Researchers have long known of a relationship between people with impulsivity and/or thrill seeking traits, and addiction. But what’s causing what? The problem has been that since researchers tend to deal with addicts only after they become addicts – they haven’t been able to say whether getting addicted to drugs like cocaine causes people to act in impulsive ways, or whether impulsive people tend to become addicted to cocaine!
Scientists are now able to measure the character traits of impulsivity and thrill seeking in rats (Which is kind of neat in itself). Here’s how they can differentiate:
Rats with impulsive character traits are those that are unable to follow tasks that involve waiting, like waiting to push a button until signaled – even when they would be rewarded if they did wait.
Thrill seeking rats are those that will enter into a new environment and immediately investigate unfamiliar smells and stimuli. Normal rats will wait until they are comfortable and feel safe before risking such exploration.
So, now that researchers can segregate these behavior types in rats, they can now investigate what effect these character traits exert over things like cocaine usage patterns.
Psychologists David Belin and Barry Everitt, of Cambridge University, decided to take a look. They constructed a study whereby rats with either the impulsive character trait or the thrill seeking character trait were able to inject cocaine directly into the brain as often as they wanted to. They had complete control over this self administration.

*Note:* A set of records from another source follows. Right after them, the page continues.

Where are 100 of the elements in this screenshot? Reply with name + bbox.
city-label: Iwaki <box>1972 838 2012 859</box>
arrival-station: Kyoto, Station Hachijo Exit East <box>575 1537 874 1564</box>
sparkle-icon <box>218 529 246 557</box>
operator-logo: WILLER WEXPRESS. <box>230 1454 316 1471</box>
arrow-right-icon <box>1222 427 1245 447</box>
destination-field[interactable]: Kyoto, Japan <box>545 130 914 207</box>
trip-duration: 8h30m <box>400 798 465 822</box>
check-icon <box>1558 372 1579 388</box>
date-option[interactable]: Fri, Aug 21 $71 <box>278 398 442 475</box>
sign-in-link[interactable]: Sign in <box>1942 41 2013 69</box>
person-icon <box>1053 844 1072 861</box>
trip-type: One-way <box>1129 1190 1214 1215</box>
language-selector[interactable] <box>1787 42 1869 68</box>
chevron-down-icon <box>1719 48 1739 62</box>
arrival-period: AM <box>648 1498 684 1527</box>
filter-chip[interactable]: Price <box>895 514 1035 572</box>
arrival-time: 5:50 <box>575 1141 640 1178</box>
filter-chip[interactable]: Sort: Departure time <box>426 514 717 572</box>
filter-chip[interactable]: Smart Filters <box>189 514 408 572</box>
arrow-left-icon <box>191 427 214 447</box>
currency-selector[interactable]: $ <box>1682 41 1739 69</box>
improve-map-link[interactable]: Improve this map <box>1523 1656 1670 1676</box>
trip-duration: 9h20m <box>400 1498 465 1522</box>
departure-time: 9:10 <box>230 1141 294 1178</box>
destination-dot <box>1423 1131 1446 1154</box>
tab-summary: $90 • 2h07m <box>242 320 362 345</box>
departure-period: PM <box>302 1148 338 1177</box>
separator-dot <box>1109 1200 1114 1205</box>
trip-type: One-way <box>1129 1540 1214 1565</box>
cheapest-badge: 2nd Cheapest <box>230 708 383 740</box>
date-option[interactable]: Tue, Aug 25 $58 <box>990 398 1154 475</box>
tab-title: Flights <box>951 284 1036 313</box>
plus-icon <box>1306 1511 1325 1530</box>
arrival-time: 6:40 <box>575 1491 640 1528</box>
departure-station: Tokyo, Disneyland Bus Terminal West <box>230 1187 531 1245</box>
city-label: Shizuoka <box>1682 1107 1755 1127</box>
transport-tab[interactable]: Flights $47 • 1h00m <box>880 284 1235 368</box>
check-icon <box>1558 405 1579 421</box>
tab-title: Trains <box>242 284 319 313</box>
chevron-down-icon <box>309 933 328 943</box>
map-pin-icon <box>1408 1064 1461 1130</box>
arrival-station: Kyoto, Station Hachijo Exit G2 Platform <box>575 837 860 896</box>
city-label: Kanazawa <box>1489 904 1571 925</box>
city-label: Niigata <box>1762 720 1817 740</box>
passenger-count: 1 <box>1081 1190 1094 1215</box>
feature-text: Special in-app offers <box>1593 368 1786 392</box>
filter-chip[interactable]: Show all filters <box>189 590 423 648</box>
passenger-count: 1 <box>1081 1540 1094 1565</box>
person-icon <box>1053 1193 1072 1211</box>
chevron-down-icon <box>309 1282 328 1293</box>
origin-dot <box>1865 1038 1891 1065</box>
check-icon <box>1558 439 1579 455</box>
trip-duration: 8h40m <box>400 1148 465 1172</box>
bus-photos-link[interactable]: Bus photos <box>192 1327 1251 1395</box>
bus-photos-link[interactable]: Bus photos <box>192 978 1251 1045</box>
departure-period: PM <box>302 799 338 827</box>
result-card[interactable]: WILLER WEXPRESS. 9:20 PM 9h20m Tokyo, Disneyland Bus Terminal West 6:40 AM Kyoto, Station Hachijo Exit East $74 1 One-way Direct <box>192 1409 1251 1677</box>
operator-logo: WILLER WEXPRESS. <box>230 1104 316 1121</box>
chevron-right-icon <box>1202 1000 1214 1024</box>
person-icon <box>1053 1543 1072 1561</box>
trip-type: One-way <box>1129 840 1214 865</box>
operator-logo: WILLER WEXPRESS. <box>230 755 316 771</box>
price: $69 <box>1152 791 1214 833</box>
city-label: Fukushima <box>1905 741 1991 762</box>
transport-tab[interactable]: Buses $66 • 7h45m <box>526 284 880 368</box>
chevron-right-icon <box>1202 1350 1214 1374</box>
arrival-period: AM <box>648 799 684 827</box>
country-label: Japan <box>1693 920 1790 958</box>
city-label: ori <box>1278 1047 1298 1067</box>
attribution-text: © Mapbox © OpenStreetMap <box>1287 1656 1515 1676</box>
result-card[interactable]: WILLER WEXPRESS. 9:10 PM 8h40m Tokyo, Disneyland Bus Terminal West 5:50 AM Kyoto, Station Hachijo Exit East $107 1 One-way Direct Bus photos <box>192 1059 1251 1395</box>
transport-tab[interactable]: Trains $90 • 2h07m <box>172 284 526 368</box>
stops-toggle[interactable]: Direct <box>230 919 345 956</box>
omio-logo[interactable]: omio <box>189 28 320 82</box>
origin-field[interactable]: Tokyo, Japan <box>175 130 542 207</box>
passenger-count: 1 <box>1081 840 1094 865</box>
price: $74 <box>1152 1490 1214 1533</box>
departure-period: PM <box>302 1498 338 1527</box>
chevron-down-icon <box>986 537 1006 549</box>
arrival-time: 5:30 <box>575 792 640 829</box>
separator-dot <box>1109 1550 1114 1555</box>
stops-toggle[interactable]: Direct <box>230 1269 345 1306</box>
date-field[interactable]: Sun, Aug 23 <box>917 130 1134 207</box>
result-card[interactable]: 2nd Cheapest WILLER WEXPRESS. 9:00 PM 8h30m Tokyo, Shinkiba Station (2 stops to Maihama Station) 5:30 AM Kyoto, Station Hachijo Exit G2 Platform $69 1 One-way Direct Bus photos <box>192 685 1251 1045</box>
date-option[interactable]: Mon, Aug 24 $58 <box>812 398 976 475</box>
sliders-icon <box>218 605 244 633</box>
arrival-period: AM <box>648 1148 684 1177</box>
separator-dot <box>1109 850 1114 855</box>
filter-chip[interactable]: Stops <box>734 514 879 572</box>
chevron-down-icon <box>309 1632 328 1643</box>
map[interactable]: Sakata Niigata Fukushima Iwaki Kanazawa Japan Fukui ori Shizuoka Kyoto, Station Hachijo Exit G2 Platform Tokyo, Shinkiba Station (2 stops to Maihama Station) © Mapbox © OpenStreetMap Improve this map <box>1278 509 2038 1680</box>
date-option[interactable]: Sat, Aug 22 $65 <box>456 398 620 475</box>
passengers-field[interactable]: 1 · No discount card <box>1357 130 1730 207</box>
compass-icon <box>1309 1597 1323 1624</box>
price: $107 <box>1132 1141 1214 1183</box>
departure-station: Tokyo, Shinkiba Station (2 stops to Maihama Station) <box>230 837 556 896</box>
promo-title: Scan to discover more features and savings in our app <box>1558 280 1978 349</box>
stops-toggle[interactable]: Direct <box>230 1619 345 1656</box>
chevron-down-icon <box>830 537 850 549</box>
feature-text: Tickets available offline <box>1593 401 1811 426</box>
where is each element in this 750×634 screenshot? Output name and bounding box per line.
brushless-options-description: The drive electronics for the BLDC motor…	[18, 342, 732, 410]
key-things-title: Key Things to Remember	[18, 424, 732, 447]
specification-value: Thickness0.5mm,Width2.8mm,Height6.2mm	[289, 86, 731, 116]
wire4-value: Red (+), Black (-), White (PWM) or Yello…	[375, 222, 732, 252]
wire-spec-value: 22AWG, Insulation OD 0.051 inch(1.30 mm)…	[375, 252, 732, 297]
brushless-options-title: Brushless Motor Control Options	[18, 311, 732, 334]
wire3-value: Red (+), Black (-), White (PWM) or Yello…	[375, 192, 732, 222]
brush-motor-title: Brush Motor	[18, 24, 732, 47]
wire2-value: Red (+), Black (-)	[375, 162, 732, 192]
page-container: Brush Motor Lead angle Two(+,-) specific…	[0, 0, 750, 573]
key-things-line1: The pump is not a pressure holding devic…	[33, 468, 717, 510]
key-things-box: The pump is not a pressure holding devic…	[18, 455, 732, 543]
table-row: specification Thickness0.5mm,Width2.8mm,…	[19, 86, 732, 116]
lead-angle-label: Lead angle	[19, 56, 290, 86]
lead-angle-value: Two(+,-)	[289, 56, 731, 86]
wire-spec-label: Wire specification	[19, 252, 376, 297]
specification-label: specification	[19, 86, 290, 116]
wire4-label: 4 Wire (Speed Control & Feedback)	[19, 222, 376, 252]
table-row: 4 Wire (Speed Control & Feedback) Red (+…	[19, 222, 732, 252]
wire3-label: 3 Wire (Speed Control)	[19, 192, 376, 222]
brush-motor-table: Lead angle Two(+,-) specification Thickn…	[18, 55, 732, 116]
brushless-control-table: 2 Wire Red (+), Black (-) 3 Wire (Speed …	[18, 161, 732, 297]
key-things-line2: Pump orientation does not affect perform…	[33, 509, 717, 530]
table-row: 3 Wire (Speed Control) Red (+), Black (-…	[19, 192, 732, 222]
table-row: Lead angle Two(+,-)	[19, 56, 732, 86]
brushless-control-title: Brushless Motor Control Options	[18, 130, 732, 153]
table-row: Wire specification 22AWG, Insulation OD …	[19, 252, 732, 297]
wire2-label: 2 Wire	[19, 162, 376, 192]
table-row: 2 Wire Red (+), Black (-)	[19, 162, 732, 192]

In the beginning, the thrill seeking rats injected huge quantities, and injected it often; while the impulsive rats were much more reserved – seeking cocaine only sporadically and in small quantities.
After 40 days of free access though, the tables had turned drastically. The thrill seeking rats no longer had much interest in cocaine – the thrill and novelty was gone, and they rarely self administered. The impulsive rats though were incredibly addicted, and administered the drug in large quantities and with great frequency.
Which tells us…
These character trait effects are likely the same in humans – meaning impulsive people are probably at a greater risk to develop addictions. And since certain anti-depressant medications can reduce impulsivity, the researchers are excited that their research findings may lead to a new methodology in the treatment of addiction.
People with diagnosed impulsivity traits could potentially receive targeted drug prevention programming, and addicts in treatment could also get tested for impulsivity, and perhaps benefit from existing medications that would help to minimize the influence of impulsivity on their addiction.
Rats with impulsivity issues could also be cautioned against experimenting with cocaine.